Je crois « en »

Je ne crois pas « à » Dieu comme je crois que demain il fera jour, cela voudrait dire que je suis à l’extérieur de lui et que je suis capable de l’évaluer. Certes, je peux dire sur lui une foule de choses, le couvrir d’images et de définitions mais tout bon chrétien est conscient qu’il n’y a là que de vagues approximations dont Dieu lui-même est infiniment loin.

En disant je crois « en » Dieu, je change de mode d’approche, je change le signe de l’infini : de l’infiniment loin, je vais vers l’infiniment proche. J’arrête d’accumuler les moyens à entasser pour m’approcher d’un Dieu qui s’éloigne à l’horizon, j’affirme que je suis « en » lui, plongé « en » lui : c’est mon milieu, mon habitat, l’air que je respire, la terre qui me porte et me nourrit, le feu qui me réchauffe, mon toit, mes proches, les autres que je rencontre… 

D’un but lointain que je désespère d’atteindre, Dieu devient celui dont je suis le plus proche, « plus proche de moi que moi-même » comme disait saint Augustin. Je baigne en lui tout au long de mon existence, en particulier par l’intermédiaire de ceux qui sont avec moi. Je ne l’aborde plus comme une question abstraite (est-ce qu’il existe ou non ?), je ne renonce pas pour autant à parler de lui mais je reconnais que le connaître est une tâche impossible alors que j’aime goûter le plaisir de sa présence.

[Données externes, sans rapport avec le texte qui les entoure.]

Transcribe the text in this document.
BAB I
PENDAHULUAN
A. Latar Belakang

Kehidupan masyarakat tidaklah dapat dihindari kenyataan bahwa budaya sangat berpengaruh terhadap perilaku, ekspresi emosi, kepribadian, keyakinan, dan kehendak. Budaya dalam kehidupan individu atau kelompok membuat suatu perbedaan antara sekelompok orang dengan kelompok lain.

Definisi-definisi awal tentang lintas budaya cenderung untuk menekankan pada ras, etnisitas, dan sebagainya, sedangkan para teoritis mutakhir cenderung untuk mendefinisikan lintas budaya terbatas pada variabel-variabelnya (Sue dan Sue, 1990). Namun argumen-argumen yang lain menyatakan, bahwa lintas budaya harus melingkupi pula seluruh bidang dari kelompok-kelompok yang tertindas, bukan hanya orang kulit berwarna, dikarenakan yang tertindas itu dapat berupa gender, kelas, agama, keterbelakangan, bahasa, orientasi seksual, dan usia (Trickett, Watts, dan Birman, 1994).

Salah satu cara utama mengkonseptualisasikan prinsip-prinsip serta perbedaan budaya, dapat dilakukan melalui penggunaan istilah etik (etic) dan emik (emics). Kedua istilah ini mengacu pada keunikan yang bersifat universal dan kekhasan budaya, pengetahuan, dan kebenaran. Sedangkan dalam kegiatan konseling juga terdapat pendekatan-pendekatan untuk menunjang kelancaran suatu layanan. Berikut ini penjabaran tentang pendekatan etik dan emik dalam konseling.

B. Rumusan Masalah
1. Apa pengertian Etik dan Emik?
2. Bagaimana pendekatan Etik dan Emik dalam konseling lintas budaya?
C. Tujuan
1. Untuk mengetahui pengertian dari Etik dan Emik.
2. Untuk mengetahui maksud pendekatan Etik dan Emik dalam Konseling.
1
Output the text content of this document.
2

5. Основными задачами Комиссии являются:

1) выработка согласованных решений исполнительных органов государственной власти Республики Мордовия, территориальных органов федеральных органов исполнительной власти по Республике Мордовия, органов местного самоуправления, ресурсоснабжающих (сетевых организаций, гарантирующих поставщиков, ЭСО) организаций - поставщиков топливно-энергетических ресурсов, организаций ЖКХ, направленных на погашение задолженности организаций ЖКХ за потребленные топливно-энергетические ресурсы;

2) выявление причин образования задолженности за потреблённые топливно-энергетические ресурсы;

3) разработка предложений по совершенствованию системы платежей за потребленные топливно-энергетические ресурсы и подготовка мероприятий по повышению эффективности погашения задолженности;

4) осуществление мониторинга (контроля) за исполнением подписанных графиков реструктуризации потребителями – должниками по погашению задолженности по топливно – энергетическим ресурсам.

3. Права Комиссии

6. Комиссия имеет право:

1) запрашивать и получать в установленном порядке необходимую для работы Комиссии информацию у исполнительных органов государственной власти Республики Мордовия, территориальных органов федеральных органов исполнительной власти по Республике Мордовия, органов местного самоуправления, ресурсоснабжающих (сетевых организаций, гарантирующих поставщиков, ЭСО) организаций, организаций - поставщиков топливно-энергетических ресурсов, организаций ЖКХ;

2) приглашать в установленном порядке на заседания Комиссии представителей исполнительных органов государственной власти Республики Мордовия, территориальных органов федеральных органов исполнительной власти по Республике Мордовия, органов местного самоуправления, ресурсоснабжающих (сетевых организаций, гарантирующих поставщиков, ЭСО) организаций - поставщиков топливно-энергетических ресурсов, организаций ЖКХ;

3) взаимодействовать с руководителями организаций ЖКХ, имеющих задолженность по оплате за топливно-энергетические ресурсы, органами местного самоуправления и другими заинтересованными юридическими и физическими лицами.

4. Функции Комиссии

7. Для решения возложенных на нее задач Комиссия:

Ce que le Je crois en Dieudit du Père, il le dit pareillement du Fils et de l’Esprit. L’allusion à la Trinité met du mouvement et même un maelström, dans ce ‘’bain’’ qui, sans cela, semblerait trop statique.

Dans la suite du Je crois en Dieu,je dis que je crois « à » : à l’Église, à la communion des saints, à la rémission des péchés, à la résurrection de la chair, à la vie éternelle. Il y a dans ces affirmations beaucoup d’attentes essentielles, beaucoup d’espérance dans des promesses qui me concernent. Il s’agit de réalités qui me touchent directement, qui sont déjà là mais qui sont encore grandement à venir.

Ce n’est pas comme la Trinité : trois personnes qui sont pleinement présentes aujourd’hui et prêtes à m’accueillir.

En ces temps de vide qui, nous semble-t-il, nous laissent éloignés de tout et de tous, il est bon de renforcer notre foi en cette plénitude qui nous accueille.